Beach Channel was a Long Island Rail Road station on the Rockaway Beach Branch in Broad Channel, Queens, New York. It was located on the north end of the Beach Channel Drawbridge across from the north leg of the Hammels Wye.

==History==
Beach Channel station was originally built in the spring of 1888 by the New York and Rockaway Beach Railway, a year after the bankruptcy of the New York, Woodhaven and Rockaway Railroad. Originating at the vicinity of Signal Station #101 (later the "HJ" Tower), the site was leased by a former congressman from Freeport, New York, named Thomas A. Smith. Originally serving as dropping off point for fishermen, it was expanded into a restaurant, with a bait & tackle shop, a boat rental dealership, and two hotels on both side of the tracks.

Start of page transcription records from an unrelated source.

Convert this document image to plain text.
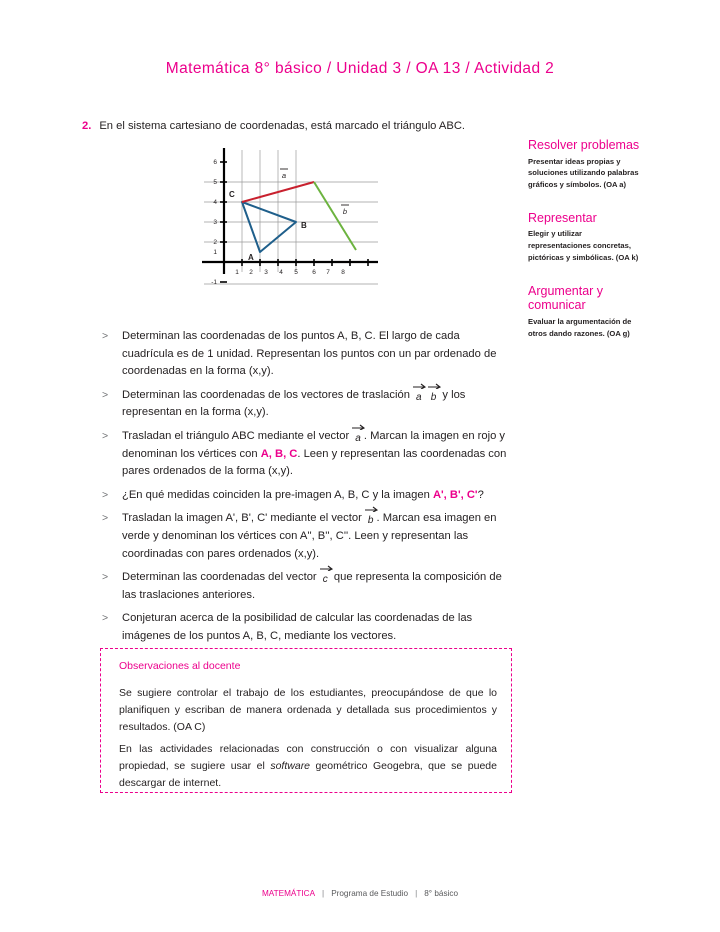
Matemática 8° básico / Unidad 3 / OA 13 / Actividad 2
2. En el sistema cartesiano de coordenadas, está marcado el triángulo ABC.
6
5
4
3
2
-1
1
1 2 3 4 5 6 7 8
C
B
A
a
b
> Determinan las coordenadas de los puntos A, B, C. El largo de cada cuadrícula es de 1 unidad. Representan los puntos con un par ordenado de coordenadas en la forma (x,y).
> Determinan las coordenadas de los vectores de traslación
a b y los representan en la forma (x,y).
> Trasladan el triángulo ABC mediante el vector
a . Marcan la imagen en rojo y denominan los vértices con A, B, C. Leen y representan las coordenadas con pares ordenados de la forma (x,y).
> ¿En qué medidas coinciden la pre-imagen A, B, C y la imagen A', B', C'?
> Trasladan la imagen A', B', C' mediante el vector
b . Marcan esa imagen en verde y denominan los vértices con A'', B'', C''. Leen y representan las coordinadas con pares ordenados (x,y).
> Determinan las coordenadas del vector
c que representa la composición de las traslaciones anteriores.
> Conjeturan acerca de la posibilidad de calcular las coordenadas de las imágenes de los puntos A, B, C, mediante los vectores.
Observaciones al docente
Se sugiere controlar el trabajo de los estudiantes, preocupándose de que lo planifiquen y escriban de manera ordenada y detallada sus procedimientos y resultados. (OA C)
En las actividades relacionadas con construcción o con visualizar alguna propiedad, se sugiere usar el software geométrico Geogebra, que se puede descargar de internet.
Resolver problemas
Presentar ideas propias y soluciones utilizando palabras gráficos y símbolos. (OA a)
Representar
Elegir y utilizar representaciones concretas, pictóricas y simbólicas. (OA k)
Argumentar y comunicar
Evaluar la argumentación de otros dando razones. (OA g)
MATEMÁTICA | Programa de Estudio | 8° básico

On June 13, 1903, the hotel on the east side of the tracks was destroyed by a 3:00 A.M. fire, taking the northbound platforms and part of the trestle with it. The hotel on the southbound platforms and an adjacent club house were unaffected by the fire, but both structures were moved to the mainland in response to the disaster in 1904, the same year NY&RB ceased as an independent railroad and became part of the LIRR. This would be the first of three major fires that would disrupt service on both the Rockaway Beach and Far Rockaway Branches. The next major fire took place at Howard's Landing station in 1907, and the third major fire would occur at The Raunt station in 1950. The LIRR sought permission from the New York Public Service Commission to abandon Beach Channel station, and finally received that permission on May 31, 1905.